In 2006, the first baby boomer will turn 60, and American business is taking notice.
At every stage in their development, the baby boom generation has redefined American culture and business. When they got their first jobs, consumer spending soared. When they bought their first homes, the housing market boomed. And now that they are approaching old age, they will no doubt once again inject excitement into certain sectors of the economy. The trick is knowing which sectors will be most affected by the shifting demographics and determining how to put yourself into the thick of the action.
One of the key features of the baby boomers is that they spend, and heavily, on themselves. Analysts and demographers say it is unlikely that this generation will simply settle down with a book and a rocking chair, and hope to pass on their life savings to their children. On the contrary, the baby boomers will be looking to go out with a bang. They will be traveling, buying second homes and flocking to fitness centers, plastic surgeons and health care facilities as they seek to extend youth as long as possible.

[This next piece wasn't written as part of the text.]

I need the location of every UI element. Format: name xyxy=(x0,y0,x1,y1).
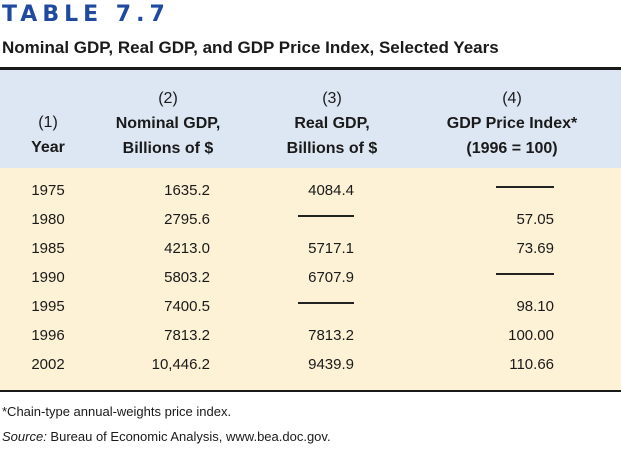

In recent years, there has been a trend in the domestic tourism industry toward more individual-centered travel. HoJo's and the Holiday Inn won't disappear any time soon, but there is a great deal of new investment in smaller scale travel options, such as boutique hotels and bed and breakfasts. This trend will accelerate as the baby boomers reach retirement age (even if demographers say actual retirement may yet be a few years off for them). The boomers will, by and large, prefer scenery to adventure, and quiet to crowds. Analysts say such options as wine-tasting tours, guided historical tours, health spa getaways, relaxation centers and gourmet restaurants will increasingly be favored.
The boomers are also beginning to buy second homes in record numbers. Although low interest rates certainly aren't hurting this trend, analysts say it has more to do with the baby boomers buying vacation homes in favored retreat locales and with their looking for investment alternatives to financial instruments. As the trend deepens over the coming years, the surge in home ownership will mean more opportunities for home improvement suppliers. The average buyer of a new home spends nearly $9,000 in the first year of home ownership in such areas as decorating and furnishing, remodeling, gardening and maintenance and cleaning. The boomers have more disposable income than most, and their home improvement spending will represent a significant opportunity for business owners in these fields.
The health care and fitness industry is also getting a big boost from demographic trends. Let's face it, growing older means more trips to the doctor and, generally, more maintenance needed to keep our bodies functioning properly. While the bulk of this money will obviously go to doctors and hospitals, there are also emerging opportunities for small businesses. As the boomers enter their 60s, they will spend more money on fitness centers, vitamins and supplements, alternative medicine, exercise equipment, tanning salons, hair removal and health spas.
Although there is no such thing as a sure thing, analysts say it is a safe bet that small businesses in these sectors are poised for growth. In the coming years, such businesses will increasingly be dominated by the needs and tastes of this demographic group. Now is therefore the perfect time to get ahead of the trend by considering investment options that will target the aging boomers.